[*
前頁][0
目次][#
次頁]
(C)Eriko Kawaguchi 2014-12-27
千里はだいたいの話がまとまった所で抜け出させてもらい羽田空港を17:55の旭川行きで帰還した。頼まれていた楽曲は機内でコード付けまでを終了させる。帰宅すると叔母から
「たいへんだったみたいね」
と言われる。
「しんどかった。寝る〜」
と言って(叔母が敷いていてくれた)布団に潜り込むと爆睡した。
翌日は学校が始まるので、ふつうに女子制服に着替え学校に出かける。オールジャパンでの健闘を称える学校での表彰式に臨み、チームでもらった敢闘賞の賞状と個人でもらった殊勲賞の2つ目のメダルを受け取る。
週末に愛知J学園迎撃戦を控えているので、この日の練習はたっぷりと夜8時までやった。なお、薫については先方との話し合いで今回も女子チームに入れて試合をすることになっている。
練習が終わって帰宅すると、取り敢えず仮眠する。そして携帯のアラームで夜12時に起きて、それから楽曲のスコア作成作業に取りかかった。時間が無いのでコピペなどを利用して、まずは取り敢えずスコアを完成させた上で、その後内容を洗練させて行く。間奏などもかっこいい感じに仕上げる。前奏は今日バスケの練習をしてる最中、留実子がダンクを決めた時にブルブルっと震えるゴールを見て唐突に思いついたものがあったので、それを使用する。
AYAの場合、3人ボーカルが居るものの、和音唱をせず、ひとりで歌うかユニゾンで歌うかしかないので、実はボーカルパートを作るのはとっても楽で、その分、伴奏をおしゃれな感じにまとめて楽曲の魅力度を上げる。
朝7時頃、叔母が
「朝ごはん食べる?」
と言って部屋まで持って来てくれたので、それを食べながら頑張って最後の仕上げをして8時近くになってやっと自分で満足いく所までできあがる。新島さん宛て送信する。叔母が学校まで車で送ってくれた。

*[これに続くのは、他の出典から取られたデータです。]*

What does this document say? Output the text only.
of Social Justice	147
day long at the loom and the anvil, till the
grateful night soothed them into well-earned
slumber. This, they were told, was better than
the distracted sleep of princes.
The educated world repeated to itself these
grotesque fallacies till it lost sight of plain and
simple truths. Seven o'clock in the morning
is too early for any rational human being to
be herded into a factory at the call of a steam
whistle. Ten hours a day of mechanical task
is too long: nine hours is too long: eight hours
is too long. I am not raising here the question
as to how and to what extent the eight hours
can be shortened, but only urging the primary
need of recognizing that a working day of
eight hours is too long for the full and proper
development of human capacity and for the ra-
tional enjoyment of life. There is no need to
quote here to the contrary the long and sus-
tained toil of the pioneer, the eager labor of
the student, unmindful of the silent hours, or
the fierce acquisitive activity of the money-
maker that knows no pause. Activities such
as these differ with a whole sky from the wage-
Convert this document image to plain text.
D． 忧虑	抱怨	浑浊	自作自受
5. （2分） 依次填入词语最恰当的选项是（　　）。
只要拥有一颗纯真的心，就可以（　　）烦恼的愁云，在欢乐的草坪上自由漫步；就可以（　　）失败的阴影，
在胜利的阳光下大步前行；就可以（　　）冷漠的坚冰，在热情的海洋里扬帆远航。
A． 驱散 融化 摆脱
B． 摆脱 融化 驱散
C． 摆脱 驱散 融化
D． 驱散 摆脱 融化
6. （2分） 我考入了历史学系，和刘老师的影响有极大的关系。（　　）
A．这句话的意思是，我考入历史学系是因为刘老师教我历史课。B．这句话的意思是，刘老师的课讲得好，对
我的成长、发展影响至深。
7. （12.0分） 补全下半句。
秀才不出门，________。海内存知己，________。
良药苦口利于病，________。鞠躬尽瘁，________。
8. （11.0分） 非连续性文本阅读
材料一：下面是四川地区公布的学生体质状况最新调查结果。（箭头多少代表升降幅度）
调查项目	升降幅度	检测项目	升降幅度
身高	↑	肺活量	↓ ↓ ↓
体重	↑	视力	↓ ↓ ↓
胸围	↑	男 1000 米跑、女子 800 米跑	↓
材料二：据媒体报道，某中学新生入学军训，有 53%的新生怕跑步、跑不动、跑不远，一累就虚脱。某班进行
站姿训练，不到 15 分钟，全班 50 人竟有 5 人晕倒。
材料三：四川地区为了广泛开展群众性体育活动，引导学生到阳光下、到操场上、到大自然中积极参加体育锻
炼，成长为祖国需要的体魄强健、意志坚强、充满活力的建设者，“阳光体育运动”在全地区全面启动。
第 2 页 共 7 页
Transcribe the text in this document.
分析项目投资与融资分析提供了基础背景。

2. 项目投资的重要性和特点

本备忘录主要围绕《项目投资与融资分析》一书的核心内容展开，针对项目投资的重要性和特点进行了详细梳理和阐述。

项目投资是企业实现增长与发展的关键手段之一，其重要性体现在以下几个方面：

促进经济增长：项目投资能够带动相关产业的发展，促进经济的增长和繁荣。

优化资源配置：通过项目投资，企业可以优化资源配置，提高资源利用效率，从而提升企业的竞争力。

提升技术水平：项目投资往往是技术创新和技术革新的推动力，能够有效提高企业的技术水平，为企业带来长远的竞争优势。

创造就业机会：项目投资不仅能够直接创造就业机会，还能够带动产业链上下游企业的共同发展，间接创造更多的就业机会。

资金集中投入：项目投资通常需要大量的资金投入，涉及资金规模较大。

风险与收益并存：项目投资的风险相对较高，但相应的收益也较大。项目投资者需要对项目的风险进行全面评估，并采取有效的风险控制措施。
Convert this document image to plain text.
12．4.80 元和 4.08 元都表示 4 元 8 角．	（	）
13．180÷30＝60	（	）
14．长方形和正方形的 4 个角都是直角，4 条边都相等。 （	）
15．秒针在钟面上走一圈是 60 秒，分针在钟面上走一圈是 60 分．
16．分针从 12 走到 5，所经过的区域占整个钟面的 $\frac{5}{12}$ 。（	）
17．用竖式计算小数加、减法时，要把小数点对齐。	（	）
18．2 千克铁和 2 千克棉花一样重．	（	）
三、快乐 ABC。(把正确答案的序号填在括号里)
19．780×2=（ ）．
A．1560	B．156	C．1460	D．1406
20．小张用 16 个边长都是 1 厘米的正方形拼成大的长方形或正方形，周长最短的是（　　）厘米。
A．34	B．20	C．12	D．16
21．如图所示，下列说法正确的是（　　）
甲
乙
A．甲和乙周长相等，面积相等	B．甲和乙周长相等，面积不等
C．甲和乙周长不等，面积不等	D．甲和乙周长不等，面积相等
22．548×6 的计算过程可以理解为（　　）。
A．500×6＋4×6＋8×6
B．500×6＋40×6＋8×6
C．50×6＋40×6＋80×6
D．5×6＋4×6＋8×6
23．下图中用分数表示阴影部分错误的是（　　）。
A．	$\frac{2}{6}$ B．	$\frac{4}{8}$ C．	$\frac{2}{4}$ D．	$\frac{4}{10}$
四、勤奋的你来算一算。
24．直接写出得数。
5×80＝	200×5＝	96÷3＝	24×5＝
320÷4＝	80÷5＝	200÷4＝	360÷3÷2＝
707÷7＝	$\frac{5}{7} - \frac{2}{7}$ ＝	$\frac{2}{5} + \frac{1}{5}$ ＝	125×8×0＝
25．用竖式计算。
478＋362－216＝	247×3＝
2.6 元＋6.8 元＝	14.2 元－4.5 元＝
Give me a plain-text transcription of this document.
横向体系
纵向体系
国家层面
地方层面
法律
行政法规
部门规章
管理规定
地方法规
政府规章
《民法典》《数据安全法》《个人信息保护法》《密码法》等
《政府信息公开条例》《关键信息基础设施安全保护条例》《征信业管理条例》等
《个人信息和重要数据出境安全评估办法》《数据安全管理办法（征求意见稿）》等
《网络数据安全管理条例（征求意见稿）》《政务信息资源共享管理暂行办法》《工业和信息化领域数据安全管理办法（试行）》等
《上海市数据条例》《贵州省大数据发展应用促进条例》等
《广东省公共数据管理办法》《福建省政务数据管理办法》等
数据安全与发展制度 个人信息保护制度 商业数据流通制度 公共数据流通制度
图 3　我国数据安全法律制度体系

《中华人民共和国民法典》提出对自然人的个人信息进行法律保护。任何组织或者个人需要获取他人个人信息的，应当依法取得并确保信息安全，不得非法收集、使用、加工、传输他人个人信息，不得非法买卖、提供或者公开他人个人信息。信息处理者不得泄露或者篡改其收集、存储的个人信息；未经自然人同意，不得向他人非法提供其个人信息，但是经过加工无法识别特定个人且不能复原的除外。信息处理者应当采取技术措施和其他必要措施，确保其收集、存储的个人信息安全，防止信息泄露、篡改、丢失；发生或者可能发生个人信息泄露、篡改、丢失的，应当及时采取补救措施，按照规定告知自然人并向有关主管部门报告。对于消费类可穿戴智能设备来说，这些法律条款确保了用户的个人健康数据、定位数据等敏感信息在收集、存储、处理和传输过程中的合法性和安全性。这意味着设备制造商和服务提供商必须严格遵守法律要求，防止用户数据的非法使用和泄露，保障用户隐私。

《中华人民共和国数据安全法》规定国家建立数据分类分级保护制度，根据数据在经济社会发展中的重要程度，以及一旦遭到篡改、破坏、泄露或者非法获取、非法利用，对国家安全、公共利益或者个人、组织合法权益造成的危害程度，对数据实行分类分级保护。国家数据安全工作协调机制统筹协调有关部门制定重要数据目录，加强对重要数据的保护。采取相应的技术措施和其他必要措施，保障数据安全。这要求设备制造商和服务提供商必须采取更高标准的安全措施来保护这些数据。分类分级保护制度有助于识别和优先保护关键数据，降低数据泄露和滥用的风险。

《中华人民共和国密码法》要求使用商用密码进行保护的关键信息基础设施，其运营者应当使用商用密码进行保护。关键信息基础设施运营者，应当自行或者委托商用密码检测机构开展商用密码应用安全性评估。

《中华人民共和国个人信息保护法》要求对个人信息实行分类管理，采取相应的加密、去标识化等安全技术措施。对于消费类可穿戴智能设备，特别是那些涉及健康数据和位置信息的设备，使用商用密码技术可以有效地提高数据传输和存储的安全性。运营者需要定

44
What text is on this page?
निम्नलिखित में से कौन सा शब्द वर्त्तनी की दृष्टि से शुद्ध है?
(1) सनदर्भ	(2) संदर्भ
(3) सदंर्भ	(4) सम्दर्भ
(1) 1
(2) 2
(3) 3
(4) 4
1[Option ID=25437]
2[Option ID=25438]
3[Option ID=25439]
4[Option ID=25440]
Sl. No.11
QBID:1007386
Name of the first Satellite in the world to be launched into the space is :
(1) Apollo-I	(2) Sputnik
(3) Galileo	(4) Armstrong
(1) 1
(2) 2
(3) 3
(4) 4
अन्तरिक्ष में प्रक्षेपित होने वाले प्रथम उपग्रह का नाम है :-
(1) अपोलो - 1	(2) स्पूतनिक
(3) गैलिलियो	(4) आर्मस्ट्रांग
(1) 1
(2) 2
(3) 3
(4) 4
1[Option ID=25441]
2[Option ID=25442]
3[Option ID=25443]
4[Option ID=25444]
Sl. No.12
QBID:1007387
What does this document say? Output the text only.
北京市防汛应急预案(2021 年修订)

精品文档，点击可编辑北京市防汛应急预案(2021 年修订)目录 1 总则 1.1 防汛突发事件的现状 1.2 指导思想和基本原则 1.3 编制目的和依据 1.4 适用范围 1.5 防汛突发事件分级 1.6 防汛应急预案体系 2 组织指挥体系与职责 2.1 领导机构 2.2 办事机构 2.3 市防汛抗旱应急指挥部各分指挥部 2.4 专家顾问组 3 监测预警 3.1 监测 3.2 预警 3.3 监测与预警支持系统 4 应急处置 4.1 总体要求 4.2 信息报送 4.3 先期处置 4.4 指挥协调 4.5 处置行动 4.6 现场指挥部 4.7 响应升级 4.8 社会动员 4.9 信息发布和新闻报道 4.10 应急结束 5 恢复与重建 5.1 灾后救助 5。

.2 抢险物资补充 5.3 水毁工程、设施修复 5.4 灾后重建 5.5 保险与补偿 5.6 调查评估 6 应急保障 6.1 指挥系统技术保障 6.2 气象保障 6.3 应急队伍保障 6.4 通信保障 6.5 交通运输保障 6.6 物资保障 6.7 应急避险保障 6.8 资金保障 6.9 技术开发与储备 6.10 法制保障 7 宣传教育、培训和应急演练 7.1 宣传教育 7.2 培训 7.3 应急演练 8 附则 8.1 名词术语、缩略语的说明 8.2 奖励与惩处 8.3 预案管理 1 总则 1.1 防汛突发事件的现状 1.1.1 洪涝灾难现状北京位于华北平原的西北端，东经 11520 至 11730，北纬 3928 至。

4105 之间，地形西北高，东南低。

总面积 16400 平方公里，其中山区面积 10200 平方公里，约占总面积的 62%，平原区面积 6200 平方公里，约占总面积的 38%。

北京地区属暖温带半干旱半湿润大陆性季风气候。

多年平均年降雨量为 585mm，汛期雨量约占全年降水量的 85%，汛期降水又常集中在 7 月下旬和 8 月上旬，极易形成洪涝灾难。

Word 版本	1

しかし作曲家って大変だ! 絶対に自分は作曲家とかにはならないぞ、などと思う(既に作曲家になっているという可能性については目をつぶる)。でもそれなら何になろうかな?と思うと、なかなか将来設計が立たない。
お嫁さん・・・というのも考えてみるのだが、本当に貴司が自分をお嫁さんにしてくれるのかというのについては実は不安がある。結局はふつうの女の子がいいなどと言われるのではなかろうかとしぱしぱ思ってしまうが、そのことは考えないことにしている。
でもどっちみち、何か実力の世界で生きて行くようなものだよなという気はする。明日ひょいと別の人と交代しても問題無いような類いの仕事では、自分は使ってもらえないだろう。普通の女の子がいくらでもいるのに、わざわざ元男という人を使う会社は無いように思う。
何か技術を身につけるべきだよな。留実子のお姉さんが美容師という道を選んだのもひとつのうまい選択だ。腕の良い美容師はかなり重宝される。まああの業界は普通の会社とかに比べると性別に寛容っぽい気がする。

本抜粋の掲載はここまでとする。